Bristol Ferry Boats operate 364 days a year, with a single through route linking Temple Meads railway station and Hotwells via Bristol city centre. Services operate every 40 minutes. The following landing stages are served:

| # | Landing stage | For |
| 1 | City Centre | The Centre, Watershed Arts Centre, Bristol Cathedral, College Green and City Hall |
| 2 | Cannons Marsh | Millennium Square and At-Bristol |
| 3 | Harbour Inlet |
| 4 | Mardyke |  |
| 5 | Hotwells-Pumphouse | Hotwells and Clifton Suspension Bridge (20 mins uphill walk) |
| 6 | Hotwells-The Nova Scotia | Cumberland Basin and Underfall Yard |
| 7 | Hotwells-The Cottage |  |
| 8 | Marina | Bristol Marina |
| 9 | Great Britain | Preserved Brunel steamship Great Britain |
| 10 | Wapping Wharf |  |
| 11 | Prince Street Bridge | Arnolfini Art Gallery, Queen Square, M Shed and Bristol Harbour Railway |
| 12 | Bathurst Basin | Bathurst Basin |
| 13 | Welsh Back | Welsh Back, Bristol Bridge, Llandoger Trow and St Nicholas Market |
| 14 | Redcliffe Back |  |
| 15 | Castle Park | Castle Park and Broadmead shopping district (with Cabot Circus and Galleries malls) |
| 16 | Temple Bridge | Cheese Lane Shot Tower |
| 17 | Temple Quay | Bristol Temple Meads railway station |

==Fleet==
The fleet of the Bristol Ferry Boats comprises the following vessels:

| Name | Built | Acquired | Passenger Capacity | Notes | Image |
|---|---|---|---|---|---|
| Brigantia | 2006 | 2006 | 48 | Steel-hulled enclosed launch.

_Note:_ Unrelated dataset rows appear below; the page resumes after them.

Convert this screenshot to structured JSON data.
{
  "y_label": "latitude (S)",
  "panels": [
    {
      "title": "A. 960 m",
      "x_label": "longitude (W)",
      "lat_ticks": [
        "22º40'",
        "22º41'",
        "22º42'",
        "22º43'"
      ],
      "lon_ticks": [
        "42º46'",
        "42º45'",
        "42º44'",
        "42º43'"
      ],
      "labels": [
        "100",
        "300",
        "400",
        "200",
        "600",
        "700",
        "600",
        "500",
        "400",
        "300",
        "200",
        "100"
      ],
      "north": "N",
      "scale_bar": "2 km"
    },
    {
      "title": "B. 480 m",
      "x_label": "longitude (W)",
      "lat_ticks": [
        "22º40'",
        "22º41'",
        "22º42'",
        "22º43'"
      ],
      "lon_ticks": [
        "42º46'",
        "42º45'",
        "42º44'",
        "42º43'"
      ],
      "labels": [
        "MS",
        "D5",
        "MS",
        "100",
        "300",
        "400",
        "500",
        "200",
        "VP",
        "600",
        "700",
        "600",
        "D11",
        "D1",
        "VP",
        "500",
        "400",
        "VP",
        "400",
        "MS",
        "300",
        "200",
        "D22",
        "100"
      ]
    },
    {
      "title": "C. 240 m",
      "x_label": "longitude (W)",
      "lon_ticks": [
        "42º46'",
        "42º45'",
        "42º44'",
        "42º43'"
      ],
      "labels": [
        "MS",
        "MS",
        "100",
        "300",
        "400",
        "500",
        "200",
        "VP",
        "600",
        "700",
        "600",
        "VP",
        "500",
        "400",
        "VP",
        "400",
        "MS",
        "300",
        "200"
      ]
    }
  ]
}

Purpose-built for Bristol Ferry, based on the design for Matilda but equipped with a retractable wheelhouse and a wheelchair lift. |  |
| Emily | 1927 | 1992 | 48 | Wooden-hulled launch, with a length of 11.5 m (38 ft) and a beam of 3.5 m (11 ft). Built by M W Blackmore of Bideford, and previously used at Scarborough and in Gloucester Docks. Originally fully enclosed, a refit in 2022-3 saw part of the roof removed, so as to provide a mixture of open and enclosed seating, and give her the air of a Venice water taxi. |  |
| Independence | 1927 | 1980 | 46 | Wooden-hulled open launch, with a length of 11.5 m (38 ft) and a beam of 2.5 m (8 ft 2 in). Built to operate in the shallow waters of the Severn and Wye, she also ran for a time on the Erewash Canal. |  |
| Juno | 1990 | 2024 | 48 | Wooden‑hulled launch, with a length of 12.5 m (41 ft), a beam of 4.2 m (14 ft), a canopy over the stern section, wheelhouse for the skipper, and open bow. Built in 1990 for service at Whitby as the Oban Marina Ferry, later operated on the River Tees by RiverShack; donated to Bristol Ferry Boats in 2024 and refurbished for service in 2025. |  |
| Margaret | 1952 | 1977 | 28 | Wooden-hulled open launch. Built, by Hinks of Appledore, for service in Lynmouth replacing a vessel wrecked in the flood of 1952, and later used as a ferry across the Avon between Shirehampton and Pill. Rendered redundant by the opening of the Avonmouth Bridge, she moved to the floating harbour in 1977 and became the first of the yellow and blue harbour ferries. She was re-engined in 2005 and given a new keel in 2008. |  |
| Matilda | 1997 | 1997 | 48 | Steel-hulled enclosed launch, with a length of 14.02 m (46.0 ft) and a beam of 4.61 m (15.1 ft). Purpose-built by and for Bristol Ferry at Underfall Yard. |  |

The Matilda and Brigantia are licensed to operate on the tidal Avon downstream from Bristol through the Avon Gorge to Avonmouth, as well as throughout the floating harbour and on the upstream Avon to Pulteney Weir in the city of Bath. The other vessels are restricted to operating in the floating harbour and upstream Avon between Cumberland Basin and Pulteney Weir.